General Motors to introduce autonomous ride-sharing service in several big cities in 2019
01 Dec 2017
General Motors' announced yesterday that it plans to introduce an autonomous ride-sharing service to several big cities in 2019. The target is two years ahead of the automaker's closest rival, Ford, which plans to roll out a similar product in 2021.
Outlining its vision during an investors call from San Francisco, where it allowed journalists to ride in prototype vehicles earlier this week, the company said it would aim for ''zero crashes, zero emissions, and zero congestion'' enabled by a system entirely controlled by GM, starting with assembly line production all the way to deployment using its own ride-hailing service.
''We think this represents one of the biggest business opportunities of all time, since the creation of the Internet,'' Dan Ammann, GM's president and chief of autonomous vehicle strategy, told investors.

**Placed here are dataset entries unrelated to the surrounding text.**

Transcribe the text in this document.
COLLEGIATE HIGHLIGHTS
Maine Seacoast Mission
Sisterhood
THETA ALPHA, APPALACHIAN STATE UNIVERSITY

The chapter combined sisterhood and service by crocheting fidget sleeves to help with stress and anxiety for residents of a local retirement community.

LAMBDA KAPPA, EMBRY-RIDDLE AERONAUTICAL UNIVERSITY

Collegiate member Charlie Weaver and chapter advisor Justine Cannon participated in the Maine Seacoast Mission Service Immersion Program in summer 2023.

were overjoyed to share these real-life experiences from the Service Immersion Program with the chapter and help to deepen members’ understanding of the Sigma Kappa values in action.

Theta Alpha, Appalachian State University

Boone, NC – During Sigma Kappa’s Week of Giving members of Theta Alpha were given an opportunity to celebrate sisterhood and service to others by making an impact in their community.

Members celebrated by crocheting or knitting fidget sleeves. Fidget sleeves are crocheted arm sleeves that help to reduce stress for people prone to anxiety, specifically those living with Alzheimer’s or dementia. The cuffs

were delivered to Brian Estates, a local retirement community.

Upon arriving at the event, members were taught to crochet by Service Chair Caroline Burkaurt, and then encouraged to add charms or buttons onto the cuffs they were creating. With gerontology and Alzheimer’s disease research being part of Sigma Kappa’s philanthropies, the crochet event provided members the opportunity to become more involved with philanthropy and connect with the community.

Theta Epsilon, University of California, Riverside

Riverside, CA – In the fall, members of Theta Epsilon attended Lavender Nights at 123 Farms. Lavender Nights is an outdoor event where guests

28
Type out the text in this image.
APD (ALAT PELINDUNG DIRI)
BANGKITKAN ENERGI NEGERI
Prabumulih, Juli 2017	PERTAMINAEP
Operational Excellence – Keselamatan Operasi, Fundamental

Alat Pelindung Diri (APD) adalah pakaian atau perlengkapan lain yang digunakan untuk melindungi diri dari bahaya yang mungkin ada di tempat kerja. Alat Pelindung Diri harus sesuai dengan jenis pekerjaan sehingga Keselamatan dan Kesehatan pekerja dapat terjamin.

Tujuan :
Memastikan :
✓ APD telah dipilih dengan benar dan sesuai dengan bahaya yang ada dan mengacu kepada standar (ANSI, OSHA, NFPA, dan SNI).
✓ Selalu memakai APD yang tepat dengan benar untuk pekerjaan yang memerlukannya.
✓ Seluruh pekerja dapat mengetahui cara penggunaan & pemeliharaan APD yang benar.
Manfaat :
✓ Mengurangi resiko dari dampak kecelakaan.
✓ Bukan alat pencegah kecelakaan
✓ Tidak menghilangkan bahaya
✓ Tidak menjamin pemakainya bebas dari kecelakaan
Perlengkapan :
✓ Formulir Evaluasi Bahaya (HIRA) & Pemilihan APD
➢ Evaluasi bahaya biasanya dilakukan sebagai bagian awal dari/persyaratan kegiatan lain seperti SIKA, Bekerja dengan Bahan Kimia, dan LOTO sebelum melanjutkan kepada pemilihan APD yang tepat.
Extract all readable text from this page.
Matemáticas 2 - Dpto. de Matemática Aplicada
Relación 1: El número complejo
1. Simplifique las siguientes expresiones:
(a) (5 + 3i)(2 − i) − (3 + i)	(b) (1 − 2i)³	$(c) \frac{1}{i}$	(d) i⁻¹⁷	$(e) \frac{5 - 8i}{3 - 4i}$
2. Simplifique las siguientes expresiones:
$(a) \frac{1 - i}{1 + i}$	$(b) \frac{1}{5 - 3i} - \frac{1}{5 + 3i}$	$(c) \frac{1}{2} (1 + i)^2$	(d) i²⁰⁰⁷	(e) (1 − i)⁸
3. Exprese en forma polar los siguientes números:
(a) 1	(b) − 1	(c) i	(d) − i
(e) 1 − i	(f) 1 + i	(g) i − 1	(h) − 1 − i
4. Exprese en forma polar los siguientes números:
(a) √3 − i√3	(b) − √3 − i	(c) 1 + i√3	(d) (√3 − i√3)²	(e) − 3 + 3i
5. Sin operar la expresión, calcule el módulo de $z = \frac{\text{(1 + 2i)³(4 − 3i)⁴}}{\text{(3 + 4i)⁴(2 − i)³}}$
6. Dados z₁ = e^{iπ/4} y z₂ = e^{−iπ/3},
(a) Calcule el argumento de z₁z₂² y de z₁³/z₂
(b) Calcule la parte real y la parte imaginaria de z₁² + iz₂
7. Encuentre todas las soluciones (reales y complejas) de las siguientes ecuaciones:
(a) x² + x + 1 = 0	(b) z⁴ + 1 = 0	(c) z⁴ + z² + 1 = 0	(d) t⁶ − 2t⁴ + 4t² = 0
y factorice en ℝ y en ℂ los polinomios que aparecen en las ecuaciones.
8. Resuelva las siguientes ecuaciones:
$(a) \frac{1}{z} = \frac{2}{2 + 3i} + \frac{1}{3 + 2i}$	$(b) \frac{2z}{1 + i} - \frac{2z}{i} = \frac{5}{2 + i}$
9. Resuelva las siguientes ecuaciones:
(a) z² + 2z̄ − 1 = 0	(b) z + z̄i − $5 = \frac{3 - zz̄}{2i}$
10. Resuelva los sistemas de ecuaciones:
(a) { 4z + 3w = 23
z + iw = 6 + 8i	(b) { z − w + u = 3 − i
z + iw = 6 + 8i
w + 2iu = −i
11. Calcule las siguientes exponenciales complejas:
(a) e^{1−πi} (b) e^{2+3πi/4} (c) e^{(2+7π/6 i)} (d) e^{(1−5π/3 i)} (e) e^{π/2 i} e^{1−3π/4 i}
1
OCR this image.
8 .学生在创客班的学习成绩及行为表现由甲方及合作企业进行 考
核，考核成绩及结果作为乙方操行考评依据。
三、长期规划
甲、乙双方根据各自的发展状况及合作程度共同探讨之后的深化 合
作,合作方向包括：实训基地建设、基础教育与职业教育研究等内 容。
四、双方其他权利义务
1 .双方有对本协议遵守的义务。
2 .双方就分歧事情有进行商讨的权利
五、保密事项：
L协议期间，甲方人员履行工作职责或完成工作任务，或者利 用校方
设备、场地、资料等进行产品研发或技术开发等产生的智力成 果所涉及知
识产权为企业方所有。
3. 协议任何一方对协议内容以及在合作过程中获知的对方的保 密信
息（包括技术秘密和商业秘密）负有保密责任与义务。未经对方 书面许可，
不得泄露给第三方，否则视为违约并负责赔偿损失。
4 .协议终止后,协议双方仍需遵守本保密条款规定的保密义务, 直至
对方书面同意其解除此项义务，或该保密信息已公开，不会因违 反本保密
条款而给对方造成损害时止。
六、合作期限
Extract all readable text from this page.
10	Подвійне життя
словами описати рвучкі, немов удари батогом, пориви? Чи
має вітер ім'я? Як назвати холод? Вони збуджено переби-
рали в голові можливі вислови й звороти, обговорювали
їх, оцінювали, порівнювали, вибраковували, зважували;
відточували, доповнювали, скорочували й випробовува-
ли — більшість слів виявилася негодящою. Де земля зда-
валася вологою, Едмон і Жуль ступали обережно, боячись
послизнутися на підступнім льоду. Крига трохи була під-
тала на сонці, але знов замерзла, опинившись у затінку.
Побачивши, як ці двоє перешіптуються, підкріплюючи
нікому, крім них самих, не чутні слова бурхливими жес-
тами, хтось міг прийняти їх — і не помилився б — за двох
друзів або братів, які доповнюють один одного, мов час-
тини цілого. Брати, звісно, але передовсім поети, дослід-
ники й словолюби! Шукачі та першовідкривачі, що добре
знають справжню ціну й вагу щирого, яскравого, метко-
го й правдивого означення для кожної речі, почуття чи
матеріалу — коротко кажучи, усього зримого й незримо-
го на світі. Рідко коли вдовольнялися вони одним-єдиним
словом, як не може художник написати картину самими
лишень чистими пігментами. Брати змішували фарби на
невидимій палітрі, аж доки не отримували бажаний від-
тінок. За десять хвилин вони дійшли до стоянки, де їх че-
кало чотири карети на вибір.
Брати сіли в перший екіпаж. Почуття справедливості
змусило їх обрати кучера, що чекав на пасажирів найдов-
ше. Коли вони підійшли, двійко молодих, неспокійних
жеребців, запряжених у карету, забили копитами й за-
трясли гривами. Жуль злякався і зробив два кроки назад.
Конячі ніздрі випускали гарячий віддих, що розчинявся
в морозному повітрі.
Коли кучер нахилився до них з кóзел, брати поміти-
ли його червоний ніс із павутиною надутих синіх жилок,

Under the plan GM will create autonomous vehicles that can drive more safely than humans, roll out the cars at scale in dense urban centres with ''complex environments,'' and integrate them with software that users could use to request rides on-demand at a significantly cheaper cost then competitors like Uber and Lyft, according to GM.
''This business is potentially bigger than our current core business,'' chief financial officer Chuck Stevens told the group.
GM said it is important to be first to get the self-driving electric vehicles on the road to allow quick improvement of driver experience to give the company a competitive advantage. GM added that there was still much more difficult engineering work to be done. Also it is not quite clear yet whether the automaker will be first.
Delphi, an automotive supplier, said it expects its autonomous system to power commercial vehicles in limited areas in 2019. Delphi recently bought autonomous software startup NuTonomy and would also partner with BMW AG, chipmaker Intel Corp and camera and visual recognition software maker Mobileye.